After the Russia-Ukraine conflict broke out in 2022, Western countries sanctioned the Russian aviation industry by requiring global lessors to terminate contracts with Russian airlines and take back their jets. In response, Russia ordered all foreign-leased aircraft to be re-registered as Russian assets and prohibited their return, with the government allocating USD1.23 billion to buy them.
More than half of Russia’s cargo and passenger planes are leased, and over half of them come from overseas lessors, many of which are Chinese, market insiders told Yicai.
The issue returned to the spotlight in June when London’s High Court sided with six aircraft lessors, including AerCap, the world’s largest, Dubai Aerospace Enterprise, and Merx Aviation, in their USD4.7 billion battle with insurers over planes trapped in Russia.
Avmax Group, the world’s second-largest lessor of regional jets and a unit of construction machinery giant Sunward Intelligent Equipment Group, has received about USD23 million from insurers as compensation for three planes it lent to Russian airlines and has not yet gotten back, its Changsha-based parent company announced on Aug. 11.

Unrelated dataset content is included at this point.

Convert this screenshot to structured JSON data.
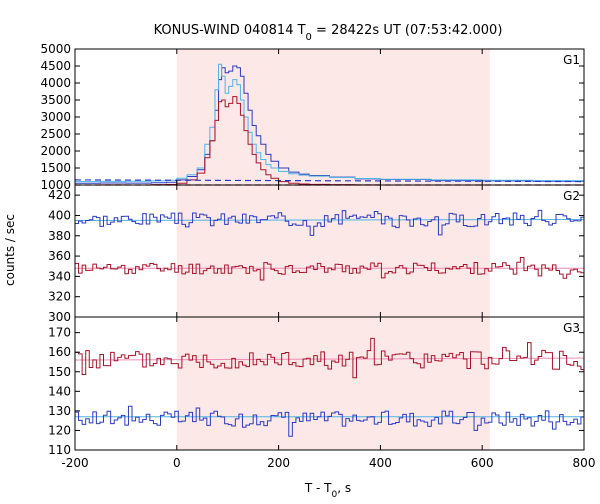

Also in June, Rifa Precision Machinery announced that its aircraft leasing arm Airwork had recovered only one of the six jets it had rented out to Russian client Aviastar, with the other five being counted as CNY741 million (USD103.2 million) of impaired assets in October 2022.
Bank of China’s BOC Aviation, Bohai Leasing’s Avolon, and China Aircraft Leasing under China Everbright Bank also logged their planes stuck in Russia as impaired assets in 2022.
Other Chinese companies that have leased airplanes to Russia are China Development Bank Leasing, Industrial and Commercial Bank of China Leasing, and AviaAM, a joint venture of Henan Civil Aviation Development and Investment Group and a Lithuanian leasing firm, according to information from the air transport research institute under the China Academy of Civil Aviation Science and Technology.
But losses from the planes stranded in Russia have barely weighed on Chinese lessors. For example, Avolon reported a net profit of USD145 million in the first quarter of this year, up 36 percent from a year earlier. It also set a quarterly revenue record of USD683 million from the aircraft leasing business.
Chinese aircraft leasing firms have stayed resilient mainly because leases to Russian airlines make up only a small part of their business, and because the post-pandemic rebound in global air travel, combined with delays in new aircraft deliveries, has fueled a surge in demand for leased jets.
As a result, rental rates have jumped sharply, with narrow-body passenger planes now leasing for 20 percent to 30 percent more than before the Covid-19 pandemic in 2019.